Fordham Law Professor Julie Suk noted that legal scholars outside the United States have suggested that some constitutional rights can actually be understood as principles, rather than rights and can be “advanced proportionately both by protecting the individual exercise in some instances, but also by enabling regulation by the state in other instances.” 

“That kind of weighing of the strength of public interest—compared to the strength of [individual expression]—is a widespread tool in the analysis of free speech that many scholars suggest could be a useful approach to modernizing our First Amendment,” said Suk.

Public vs. Private Forums

In the roundtable discussion portion of the event, Greene asked the panelists about Pruneyard Shopping Center v. Robins, in which the U.S. Supreme Court ruled that when California gave a group of high school students a state law right to protest at a mall, the federal First Amendment did not give the mall owner a right to exclude the speech.  “I’ve often wondered whether people think that Pruneyard could serve as a model for congressional action, to insist that large social media platforms act as public forums,” said Greene.

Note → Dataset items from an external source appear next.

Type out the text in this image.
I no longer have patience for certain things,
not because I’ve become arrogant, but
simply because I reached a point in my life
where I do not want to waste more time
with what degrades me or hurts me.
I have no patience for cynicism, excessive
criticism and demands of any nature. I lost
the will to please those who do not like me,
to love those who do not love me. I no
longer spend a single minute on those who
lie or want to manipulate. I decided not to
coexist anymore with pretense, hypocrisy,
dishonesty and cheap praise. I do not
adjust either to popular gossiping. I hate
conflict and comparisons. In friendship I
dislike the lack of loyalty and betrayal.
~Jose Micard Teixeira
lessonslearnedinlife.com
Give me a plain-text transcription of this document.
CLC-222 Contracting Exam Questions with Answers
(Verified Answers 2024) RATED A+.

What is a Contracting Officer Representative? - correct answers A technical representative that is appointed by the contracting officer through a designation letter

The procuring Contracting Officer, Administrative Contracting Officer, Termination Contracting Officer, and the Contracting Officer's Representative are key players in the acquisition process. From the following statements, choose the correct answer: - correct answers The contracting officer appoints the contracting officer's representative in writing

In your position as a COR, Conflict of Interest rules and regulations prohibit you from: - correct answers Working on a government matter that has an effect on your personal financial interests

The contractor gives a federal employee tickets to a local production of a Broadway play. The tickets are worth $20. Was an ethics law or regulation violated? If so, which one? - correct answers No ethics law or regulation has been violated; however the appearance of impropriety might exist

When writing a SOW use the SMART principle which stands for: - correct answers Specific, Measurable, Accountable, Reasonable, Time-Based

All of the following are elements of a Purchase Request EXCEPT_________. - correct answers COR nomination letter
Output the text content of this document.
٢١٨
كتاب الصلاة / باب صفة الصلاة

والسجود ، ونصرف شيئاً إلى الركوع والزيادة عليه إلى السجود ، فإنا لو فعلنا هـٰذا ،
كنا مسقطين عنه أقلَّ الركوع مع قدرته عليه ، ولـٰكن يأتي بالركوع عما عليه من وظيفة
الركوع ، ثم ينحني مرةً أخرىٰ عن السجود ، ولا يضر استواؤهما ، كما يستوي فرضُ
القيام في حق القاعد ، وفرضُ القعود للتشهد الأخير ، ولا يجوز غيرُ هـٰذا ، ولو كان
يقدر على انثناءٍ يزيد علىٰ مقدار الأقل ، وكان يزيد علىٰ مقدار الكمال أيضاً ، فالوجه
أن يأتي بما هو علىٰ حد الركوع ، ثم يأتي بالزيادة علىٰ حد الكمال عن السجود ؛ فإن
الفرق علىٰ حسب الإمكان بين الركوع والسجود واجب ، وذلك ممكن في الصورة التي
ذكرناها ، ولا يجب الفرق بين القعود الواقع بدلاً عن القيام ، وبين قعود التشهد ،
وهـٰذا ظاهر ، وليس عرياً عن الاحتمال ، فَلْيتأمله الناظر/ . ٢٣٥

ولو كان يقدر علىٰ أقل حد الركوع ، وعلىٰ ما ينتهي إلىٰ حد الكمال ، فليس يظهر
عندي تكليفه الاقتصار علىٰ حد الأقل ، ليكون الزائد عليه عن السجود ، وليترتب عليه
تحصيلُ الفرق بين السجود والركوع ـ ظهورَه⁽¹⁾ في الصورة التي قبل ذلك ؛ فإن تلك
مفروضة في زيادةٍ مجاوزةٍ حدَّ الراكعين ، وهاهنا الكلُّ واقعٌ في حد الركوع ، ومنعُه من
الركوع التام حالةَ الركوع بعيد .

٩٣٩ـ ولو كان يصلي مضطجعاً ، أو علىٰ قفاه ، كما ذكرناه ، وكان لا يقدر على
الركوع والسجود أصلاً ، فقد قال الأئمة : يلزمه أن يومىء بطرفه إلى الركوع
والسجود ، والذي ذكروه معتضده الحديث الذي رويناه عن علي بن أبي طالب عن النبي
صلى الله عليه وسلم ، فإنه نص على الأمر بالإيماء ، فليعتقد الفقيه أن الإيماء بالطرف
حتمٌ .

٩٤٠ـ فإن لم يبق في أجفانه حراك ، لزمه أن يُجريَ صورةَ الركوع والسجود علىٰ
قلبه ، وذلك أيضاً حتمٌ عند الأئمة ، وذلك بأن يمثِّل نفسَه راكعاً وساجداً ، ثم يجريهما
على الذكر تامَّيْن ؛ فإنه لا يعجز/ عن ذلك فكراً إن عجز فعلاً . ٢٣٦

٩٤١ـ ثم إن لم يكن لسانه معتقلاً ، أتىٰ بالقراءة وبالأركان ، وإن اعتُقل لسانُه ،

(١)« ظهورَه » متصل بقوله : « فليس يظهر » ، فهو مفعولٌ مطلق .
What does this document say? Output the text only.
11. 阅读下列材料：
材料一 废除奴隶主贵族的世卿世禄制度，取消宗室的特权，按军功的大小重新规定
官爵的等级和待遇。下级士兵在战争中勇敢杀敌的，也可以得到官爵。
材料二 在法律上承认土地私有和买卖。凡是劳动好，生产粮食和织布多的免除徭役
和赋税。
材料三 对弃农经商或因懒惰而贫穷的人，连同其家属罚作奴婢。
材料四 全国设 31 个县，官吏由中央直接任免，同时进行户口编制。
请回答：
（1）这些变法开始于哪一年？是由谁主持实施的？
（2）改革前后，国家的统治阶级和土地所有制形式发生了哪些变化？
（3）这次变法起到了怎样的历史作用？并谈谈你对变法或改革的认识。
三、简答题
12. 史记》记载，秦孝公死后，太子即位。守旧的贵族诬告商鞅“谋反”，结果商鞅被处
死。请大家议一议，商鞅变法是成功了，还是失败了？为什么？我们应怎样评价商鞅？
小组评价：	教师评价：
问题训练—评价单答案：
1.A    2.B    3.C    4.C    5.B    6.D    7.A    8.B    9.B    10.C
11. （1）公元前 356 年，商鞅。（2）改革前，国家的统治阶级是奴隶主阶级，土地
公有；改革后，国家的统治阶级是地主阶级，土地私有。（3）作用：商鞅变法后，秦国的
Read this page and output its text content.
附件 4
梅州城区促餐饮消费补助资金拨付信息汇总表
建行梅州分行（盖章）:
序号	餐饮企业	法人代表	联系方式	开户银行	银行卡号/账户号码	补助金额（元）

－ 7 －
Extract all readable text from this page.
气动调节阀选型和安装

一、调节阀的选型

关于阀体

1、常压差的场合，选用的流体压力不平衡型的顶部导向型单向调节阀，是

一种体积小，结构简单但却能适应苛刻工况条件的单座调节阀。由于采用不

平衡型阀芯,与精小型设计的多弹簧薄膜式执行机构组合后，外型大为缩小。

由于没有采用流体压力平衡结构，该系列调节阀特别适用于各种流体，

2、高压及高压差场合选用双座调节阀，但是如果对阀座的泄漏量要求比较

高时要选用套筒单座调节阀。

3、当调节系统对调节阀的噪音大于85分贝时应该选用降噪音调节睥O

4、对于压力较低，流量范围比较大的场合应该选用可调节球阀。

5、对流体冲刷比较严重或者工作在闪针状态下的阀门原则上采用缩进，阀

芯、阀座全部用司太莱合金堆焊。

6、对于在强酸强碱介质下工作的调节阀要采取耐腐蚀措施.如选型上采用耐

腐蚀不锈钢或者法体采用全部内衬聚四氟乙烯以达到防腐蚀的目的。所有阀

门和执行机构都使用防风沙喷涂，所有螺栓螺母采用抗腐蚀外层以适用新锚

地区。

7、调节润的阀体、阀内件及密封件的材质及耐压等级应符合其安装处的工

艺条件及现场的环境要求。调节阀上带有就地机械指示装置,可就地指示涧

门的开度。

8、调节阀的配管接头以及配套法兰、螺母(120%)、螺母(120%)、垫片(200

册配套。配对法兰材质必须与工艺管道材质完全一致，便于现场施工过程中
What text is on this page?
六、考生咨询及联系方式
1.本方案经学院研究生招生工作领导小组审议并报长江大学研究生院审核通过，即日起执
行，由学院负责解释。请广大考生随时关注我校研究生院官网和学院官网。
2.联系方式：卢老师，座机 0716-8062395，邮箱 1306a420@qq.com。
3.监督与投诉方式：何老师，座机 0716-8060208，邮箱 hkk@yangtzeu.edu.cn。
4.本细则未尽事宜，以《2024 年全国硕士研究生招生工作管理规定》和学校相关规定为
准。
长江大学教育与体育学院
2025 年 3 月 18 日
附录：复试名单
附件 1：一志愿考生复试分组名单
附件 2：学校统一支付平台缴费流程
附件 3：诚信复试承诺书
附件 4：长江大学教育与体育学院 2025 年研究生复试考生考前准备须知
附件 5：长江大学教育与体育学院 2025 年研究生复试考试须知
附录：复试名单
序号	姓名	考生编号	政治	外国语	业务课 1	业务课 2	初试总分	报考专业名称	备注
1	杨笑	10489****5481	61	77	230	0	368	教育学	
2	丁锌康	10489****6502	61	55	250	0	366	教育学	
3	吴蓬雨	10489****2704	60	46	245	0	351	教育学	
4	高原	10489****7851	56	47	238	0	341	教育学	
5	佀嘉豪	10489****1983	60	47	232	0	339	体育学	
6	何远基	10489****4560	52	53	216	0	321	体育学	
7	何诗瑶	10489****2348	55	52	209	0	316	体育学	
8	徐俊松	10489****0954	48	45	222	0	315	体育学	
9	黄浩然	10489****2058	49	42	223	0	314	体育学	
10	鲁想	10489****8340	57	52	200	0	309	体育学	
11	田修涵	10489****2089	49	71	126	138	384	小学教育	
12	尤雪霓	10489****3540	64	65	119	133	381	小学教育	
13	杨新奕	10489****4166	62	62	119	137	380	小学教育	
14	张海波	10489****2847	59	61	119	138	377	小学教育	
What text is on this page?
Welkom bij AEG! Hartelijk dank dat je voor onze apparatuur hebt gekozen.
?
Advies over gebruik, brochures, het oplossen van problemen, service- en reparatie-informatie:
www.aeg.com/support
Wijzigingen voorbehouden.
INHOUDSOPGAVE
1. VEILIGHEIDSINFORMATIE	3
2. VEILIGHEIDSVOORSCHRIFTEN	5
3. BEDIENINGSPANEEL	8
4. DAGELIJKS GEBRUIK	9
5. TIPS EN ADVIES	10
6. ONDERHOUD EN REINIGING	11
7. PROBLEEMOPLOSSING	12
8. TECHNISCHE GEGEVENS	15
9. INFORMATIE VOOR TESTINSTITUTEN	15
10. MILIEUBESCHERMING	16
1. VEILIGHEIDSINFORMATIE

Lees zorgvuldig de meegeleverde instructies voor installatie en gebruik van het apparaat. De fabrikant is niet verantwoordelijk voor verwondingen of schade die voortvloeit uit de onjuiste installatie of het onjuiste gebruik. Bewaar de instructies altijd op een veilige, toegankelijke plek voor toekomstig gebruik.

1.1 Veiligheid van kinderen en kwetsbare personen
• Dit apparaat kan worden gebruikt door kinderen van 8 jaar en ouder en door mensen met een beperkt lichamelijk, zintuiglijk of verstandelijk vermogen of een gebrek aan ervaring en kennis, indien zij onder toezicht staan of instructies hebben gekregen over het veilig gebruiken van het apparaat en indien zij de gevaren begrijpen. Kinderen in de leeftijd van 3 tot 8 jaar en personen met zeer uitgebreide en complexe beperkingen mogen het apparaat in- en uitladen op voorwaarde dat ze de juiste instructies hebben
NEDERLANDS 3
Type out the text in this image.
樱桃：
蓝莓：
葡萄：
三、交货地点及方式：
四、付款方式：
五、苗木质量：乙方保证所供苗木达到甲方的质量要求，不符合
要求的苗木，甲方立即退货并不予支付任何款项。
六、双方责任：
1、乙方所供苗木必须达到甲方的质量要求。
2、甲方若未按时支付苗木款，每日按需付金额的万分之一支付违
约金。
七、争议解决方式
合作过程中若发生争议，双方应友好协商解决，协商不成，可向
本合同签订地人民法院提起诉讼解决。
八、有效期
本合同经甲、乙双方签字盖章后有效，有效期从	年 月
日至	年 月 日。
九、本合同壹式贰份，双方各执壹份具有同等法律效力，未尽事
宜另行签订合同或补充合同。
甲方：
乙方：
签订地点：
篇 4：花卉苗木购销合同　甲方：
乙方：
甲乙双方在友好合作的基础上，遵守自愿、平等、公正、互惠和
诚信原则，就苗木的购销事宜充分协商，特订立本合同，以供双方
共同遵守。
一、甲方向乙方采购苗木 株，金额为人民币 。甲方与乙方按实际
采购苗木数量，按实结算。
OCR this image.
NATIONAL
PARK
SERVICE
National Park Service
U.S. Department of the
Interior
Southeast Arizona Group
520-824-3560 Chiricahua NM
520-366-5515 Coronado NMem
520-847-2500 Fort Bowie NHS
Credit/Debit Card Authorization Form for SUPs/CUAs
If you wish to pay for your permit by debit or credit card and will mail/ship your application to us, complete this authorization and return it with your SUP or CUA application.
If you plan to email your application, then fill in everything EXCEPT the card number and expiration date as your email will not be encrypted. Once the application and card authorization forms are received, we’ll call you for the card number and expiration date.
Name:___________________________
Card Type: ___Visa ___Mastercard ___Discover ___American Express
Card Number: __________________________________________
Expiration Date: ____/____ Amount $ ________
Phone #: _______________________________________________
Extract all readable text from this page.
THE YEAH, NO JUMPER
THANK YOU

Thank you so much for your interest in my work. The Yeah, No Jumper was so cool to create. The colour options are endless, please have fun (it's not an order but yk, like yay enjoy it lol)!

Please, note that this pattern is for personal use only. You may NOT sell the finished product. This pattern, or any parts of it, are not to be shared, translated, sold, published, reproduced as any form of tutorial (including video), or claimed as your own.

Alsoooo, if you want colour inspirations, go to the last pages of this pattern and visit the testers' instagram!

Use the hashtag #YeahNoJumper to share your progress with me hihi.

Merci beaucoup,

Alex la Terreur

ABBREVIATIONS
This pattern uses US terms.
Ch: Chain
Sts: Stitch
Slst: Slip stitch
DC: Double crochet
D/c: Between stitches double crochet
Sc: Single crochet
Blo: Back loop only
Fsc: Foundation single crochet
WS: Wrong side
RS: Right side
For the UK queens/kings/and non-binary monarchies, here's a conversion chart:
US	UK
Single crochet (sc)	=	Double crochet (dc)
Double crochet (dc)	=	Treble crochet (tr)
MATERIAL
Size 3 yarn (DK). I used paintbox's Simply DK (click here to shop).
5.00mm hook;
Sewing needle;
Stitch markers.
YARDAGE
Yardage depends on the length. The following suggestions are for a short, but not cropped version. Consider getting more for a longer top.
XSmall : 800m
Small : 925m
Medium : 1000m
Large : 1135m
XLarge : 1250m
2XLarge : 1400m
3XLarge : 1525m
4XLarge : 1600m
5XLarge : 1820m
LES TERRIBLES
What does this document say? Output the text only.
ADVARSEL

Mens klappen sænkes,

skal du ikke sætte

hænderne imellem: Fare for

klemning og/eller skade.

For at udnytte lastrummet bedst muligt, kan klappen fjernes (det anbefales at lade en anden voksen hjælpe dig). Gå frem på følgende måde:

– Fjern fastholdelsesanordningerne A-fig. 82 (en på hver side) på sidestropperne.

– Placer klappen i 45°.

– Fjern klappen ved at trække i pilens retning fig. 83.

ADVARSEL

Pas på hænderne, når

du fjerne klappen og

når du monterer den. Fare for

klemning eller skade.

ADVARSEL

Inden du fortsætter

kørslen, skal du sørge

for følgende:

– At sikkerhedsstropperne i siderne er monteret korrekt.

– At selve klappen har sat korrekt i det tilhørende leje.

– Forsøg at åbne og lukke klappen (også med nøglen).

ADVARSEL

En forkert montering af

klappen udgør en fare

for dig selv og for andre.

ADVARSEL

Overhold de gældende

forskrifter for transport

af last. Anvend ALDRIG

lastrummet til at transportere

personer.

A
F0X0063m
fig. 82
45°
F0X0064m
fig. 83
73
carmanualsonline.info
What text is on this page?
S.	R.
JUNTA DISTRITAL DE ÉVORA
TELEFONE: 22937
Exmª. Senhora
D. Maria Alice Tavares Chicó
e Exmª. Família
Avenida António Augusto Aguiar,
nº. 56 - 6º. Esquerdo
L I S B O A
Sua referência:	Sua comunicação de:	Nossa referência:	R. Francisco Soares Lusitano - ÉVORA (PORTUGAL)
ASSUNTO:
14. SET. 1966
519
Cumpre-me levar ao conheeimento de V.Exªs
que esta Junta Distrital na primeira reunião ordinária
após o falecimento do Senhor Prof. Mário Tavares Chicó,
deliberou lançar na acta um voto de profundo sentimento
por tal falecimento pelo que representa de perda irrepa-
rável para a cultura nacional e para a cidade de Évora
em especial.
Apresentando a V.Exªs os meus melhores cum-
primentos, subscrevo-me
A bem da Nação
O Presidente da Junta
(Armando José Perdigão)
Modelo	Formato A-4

Professor Genevieve Lakier from the University of Chicago Law School brought up an inconsistency that exists in modern First Amendment law. Though there is a “long tradition of public accommodations law and of recognizing that public-facing businesses may have statutory duties to allow speech,” there is also a tradition of the “highly deregulatory, individual speaker, autonomy-promoting, laissez-faire First Amendment,” Lakier said.

Nelson Tebbe, Jane M.G. Foster Professor of Law at Cornell Law School, explained that there is a familiar template for recognizing that private actors perform public functions, such as civil rights laws requiring businesses to serve customers without discrimination. In that tradition, he said, we can imagine laws that require digital platforms like Facebook to safeguard democratic discourse, even though the platforms are corporate actors and not government entities. Tebbe went on to suggest that the First Amendment may allow governments to regulate private platforms in the public interest in this way. 

The year-long Speech Acts Series, which began during the fall 2021 semester, has included a number of panels and high-profile speakers including Pulitzer Prize-winning New York Times journalist Nikole Hannah-Jones and television host and commentator George Stephanopoulos. The series will conclude on April 6 with a panel discussion about freedom of expression on campus, which Greene will also moderate.